Tips to Manage Stress

Manage Fall Stress with Tips for Financial Aid Professionals

Submitted by Debbie Murphy, Senior Marketing Associate
Great Lakes Educational Loan Services, Inc.

With all the change that accompanies the return to school, fall is stressful for many families. But it’s especially so for people who work with students and families to help them successfully navigate financial aid. That’s why we are sharing  a few tips to help you manage stress during one of your busiest times of year.
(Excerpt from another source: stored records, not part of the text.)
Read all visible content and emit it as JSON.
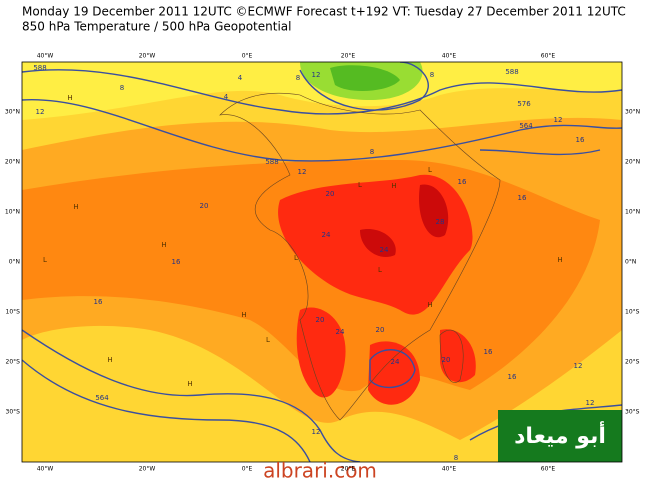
{
  "header": {
    "line1": "Monday 19 December 2011 12UTC ©ECMWF Forecast t+192 VT: Tuesday 27 December 2011 12UTC",
    "line2": "850 hPa Temperature / 500 hPa Geopotential"
  },
  "axes": {
    "lon_top": [
      "40°W",
      "20°W",
      "0°E",
      "20°E",
      "40°E",
      "60°E"
    ],
    "lon_bottom": [
      "40°W",
      "20°W",
      "0°E",
      "20°E",
      "40°E",
      "60°E"
    ],
    "lat_left": [
      "30°N",
      "20°N",
      "10°N",
      "0°N",
      "10°S",
      "20°S",
      "30°S"
    ],
    "lat_right": [
      "30°N",
      "20°N",
      "10°N",
      "0°N",
      "10°S",
      "20°S",
      "30°S"
    ]
  },
  "contour_labels": [
    "588",
    "8",
    "12",
    "4",
    "4",
    "8",
    "12",
    "8",
    "588",
    "576",
    "564",
    "12",
    "16",
    "8",
    "12",
    "588",
    "16",
    "16",
    "20",
    "20",
    "24",
    "24",
    "28",
    "16",
    "16",
    "20",
    "24",
    "20",
    "24",
    "20",
    "16",
    "16",
    "12",
    "564",
    "12",
    "12",
    "8"
  ],
  "pressure_marks": [
    "H",
    "H",
    "L",
    "H",
    "L",
    "H",
    "H",
    "L",
    "H",
    "L",
    "H",
    "L",
    "H",
    "L",
    "H"
  ],
  "logo": "أبو ميعاد",
  "watermark": "albrari.com"
}
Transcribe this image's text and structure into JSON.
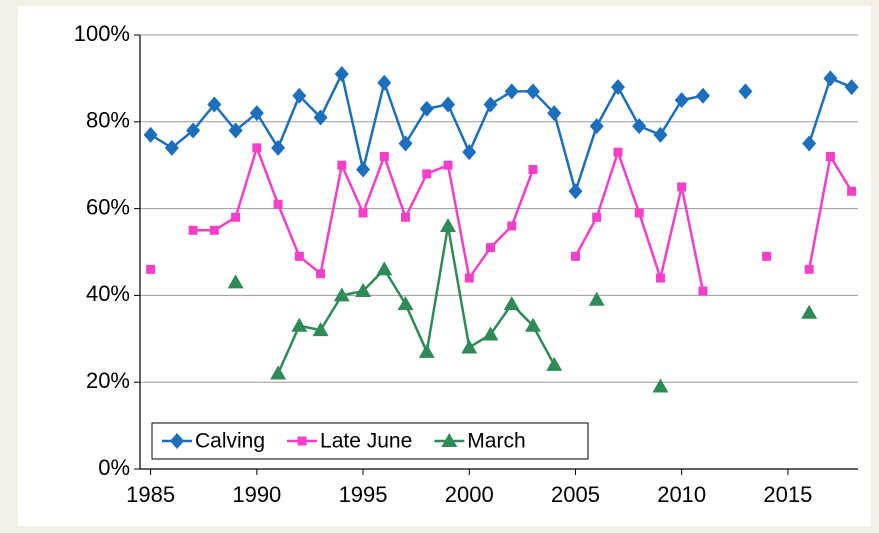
{
  "chart_data": {
    "type": "line",
    "x": [
      1985,
      1986,
      1987,
      1988,
      1989,
      1990,
      1991,
      1992,
      1993,
      1994,
      1995,
      1996,
      1997,
      1998,
      1999,
      2000,
      2001,
      2002,
      2003,
      2004,
      2005,
      2006,
      2007,
      2008,
      2009,
      2010,
      2011,
      2012,
      2013,
      2014,
      2015,
      2016,
      2017,
      2018
    ],
    "series": [
      {
        "name": "Calving",
        "color": "#1b6fbd",
        "marker": "diamond",
        "values": [
          77,
          74,
          78,
          84,
          78,
          82,
          74,
          86,
          81,
          91,
          69,
          89,
          75,
          83,
          84,
          73,
          84,
          87,
          87,
          82,
          64,
          79,
          88,
          79,
          77,
          85,
          86,
          null,
          87,
          null,
          null,
          75,
          90,
          88
        ]
      },
      {
        "name": "Late June",
        "color": "#f53fc8",
        "marker": "square",
        "values": [
          46,
          null,
          55,
          55,
          58,
          74,
          61,
          49,
          45,
          70,
          59,
          72,
          58,
          68,
          70,
          44,
          51,
          56,
          69,
          null,
          49,
          58,
          73,
          59,
          44,
          65,
          41,
          null,
          null,
          49,
          null,
          46,
          72,
          64
        ]
      },
      {
        "name": "March",
        "color": "#2e8b57",
        "marker": "triangle",
        "values": [
          null,
          null,
          null,
          null,
          43,
          null,
          22,
          33,
          32,
          40,
          41,
          46,
          38,
          27,
          56,
          28,
          31,
          38,
          33,
          24,
          null,
          39,
          null,
          null,
          19,
          null,
          null,
          null,
          null,
          null,
          null,
          36,
          null,
          null
        ]
      }
    ],
    "xlim": [
      1984.5,
      2018.3
    ],
    "xticks": [
      1985,
      1990,
      1995,
      2000,
      2005,
      2010,
      2015
    ],
    "ylim": [
      0,
      100
    ],
    "yticks": [
      {
        "value": 0,
        "label": "0%"
      },
      {
        "value": 20,
        "label": "20%"
      },
      {
        "value": 40,
        "label": "40%"
      },
      {
        "value": 60,
        "label": "60%"
      },
      {
        "value": 80,
        "label": "80%"
      },
      {
        "value": 100,
        "label": "100%"
      }
    ],
    "grid": true,
    "legend": "bottom-left"
  }
}
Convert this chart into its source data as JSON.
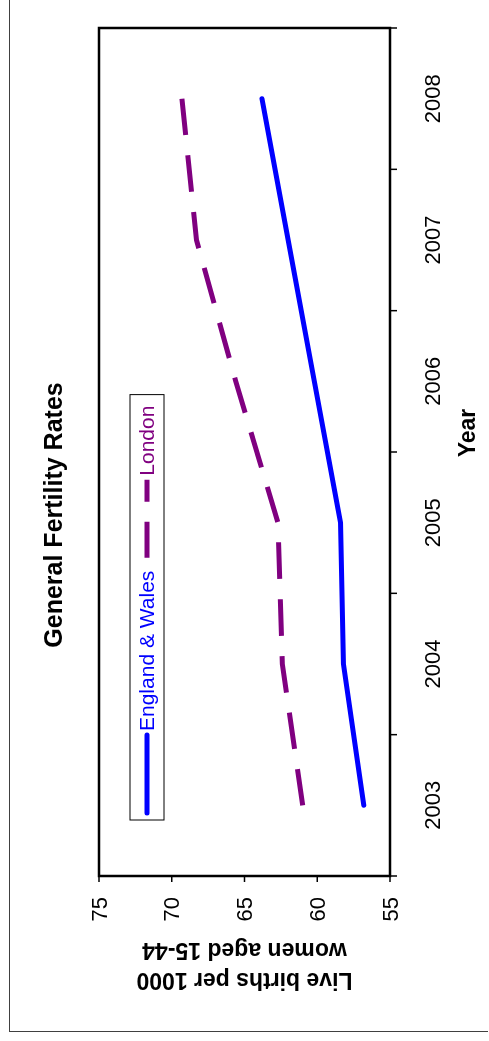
{
  "chart_data": {
    "type": "line",
    "orientation": "horizontal",
    "title": "General Fertility Rates",
    "xlabel": "Live births per 1000 women aged 15-44",
    "ylabel": "Year",
    "categories": [
      "2008",
      "2007",
      "2006",
      "2005",
      "2004",
      "2003"
    ],
    "series": [
      {
        "name": "England & Wales",
        "color": "#0000ff",
        "line_style": "solid",
        "values": [
          63.8,
          62.0,
          60.2,
          58.4,
          58.2,
          56.8
        ]
      },
      {
        "name": "London",
        "color": "#800080",
        "line_style": "dashed",
        "values": [
          69.3,
          68.3,
          65.6,
          62.7,
          62.4,
          61.0
        ]
      }
    ],
    "xlim": [
      75,
      55
    ],
    "xticks": [
      55,
      60,
      65,
      70,
      75
    ],
    "legend": "left"
  }
}
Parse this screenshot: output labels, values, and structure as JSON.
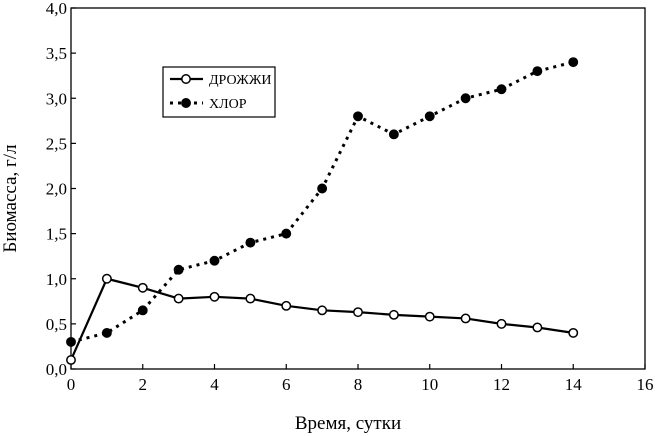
{
  "chart_data": {
    "type": "line",
    "xlabel": "Время, сутки",
    "ylabel": "Биомасса, г/л",
    "xlim": [
      0,
      16
    ],
    "ylim": [
      0,
      4
    ],
    "x_ticks": [
      "0",
      "2",
      "4",
      "6",
      "8",
      "10",
      "12",
      "14",
      "16"
    ],
    "y_ticks": [
      "0,0",
      "0,5",
      "1,0",
      "1,5",
      "2,0",
      "2,5",
      "3,0",
      "3,5",
      "4,0"
    ],
    "grid": false,
    "legend_position": "top-left",
    "series": [
      {
        "name": "ДРОЖЖИ",
        "style": "solid",
        "marker": "open-circle",
        "color": "#000000",
        "x": [
          0,
          1,
          2,
          3,
          4,
          5,
          6,
          7,
          8,
          9,
          10,
          11,
          12,
          13,
          14
        ],
        "y": [
          0.1,
          1.0,
          0.9,
          0.78,
          0.8,
          0.78,
          0.7,
          0.65,
          0.63,
          0.6,
          0.58,
          0.56,
          0.5,
          0.46,
          0.4
        ]
      },
      {
        "name": "ХЛОР",
        "style": "dotted",
        "marker": "filled-circle",
        "color": "#000000",
        "x": [
          0,
          1,
          2,
          3,
          4,
          5,
          6,
          7,
          8,
          9,
          10,
          11,
          12,
          13,
          14
        ],
        "y": [
          0.3,
          0.4,
          0.65,
          1.1,
          1.2,
          1.4,
          1.5,
          2.0,
          2.8,
          2.6,
          2.8,
          3.0,
          3.1,
          3.3,
          3.4
        ]
      }
    ]
  }
}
  1. Make time for self-care so you get sufficient sleep, healthy food, and hydration. Adrenaline associated with increased stress takes a toll on your body. While finding time for self-care is challenging now, it’s more crucial than ever. Log 7 or 8 hours of good sleep each night—or whatever you know you need to be productive—even if you don’t think you can afford the time. Keep water and other hydrating beverages nearby so it’s easy to remember to drink them, and plan to eat frequent small meals or snacks that help maintain your blood sugar level during long days.
  2. Use part of your time outside the office to counteract the way you spend your busy workday. If you spend most of your workday talking, use your commute to unwind by listening to classical, jazz, or whatever music you enjoy. If you’re glued to your computer at the office, give yourself a break from electronics by making your screened porch the only screen you use in the evening. While you may feel too mentally exhausted to exercise, taking a walk or bike ride stretches tired, cramped muscles—and helps you obtain quality sleep, too. And if you’re running from meetings to appointments all day long, plan for quiet meditation or yoga in the evening to help you focus your mental and physical energy.
  3. Use a realistic to-do list. Break up larger projects into small, achievable steps that allow you to tackle each day with a clear idea of what you need to accomplish, and balance these with ongoing duties. You’ll still encounter interruptions and unexpected tasks, but at least you’ll be able to fit them in around a prioritized to-do list for that day.
  4. Don’t try to do it all yourself. Encourage others to self-help—or ask for help when you need it. Both at home and at work, empower those around you to help themselves rather than feeling like you have to do it all. People can only rise to a challenge if they’re presented with one. Provide a link to handy resources your students can use to educate themselves, take a little time to train your colleagues to help with some of your tasks, or ask your significant other to take some of your responsibilities at home (e.g., providing meals one or two nights a week). An added bonus: People who are in a helping mode feel self-sufficient, and are less likely to demand more from you than you can give.
  5. Be where you are. Back-to-school can make fall busy at home and at work. Use a planner and make choices to be where you’re most needed—and then be there mentally, too. Nothing is less effective than wishing you were at your child’s school for an event when you’re sitting at your desk, working to meet a project deadline—or thinking about work tasks when you’re at your child’s soccer game or back-to-school night.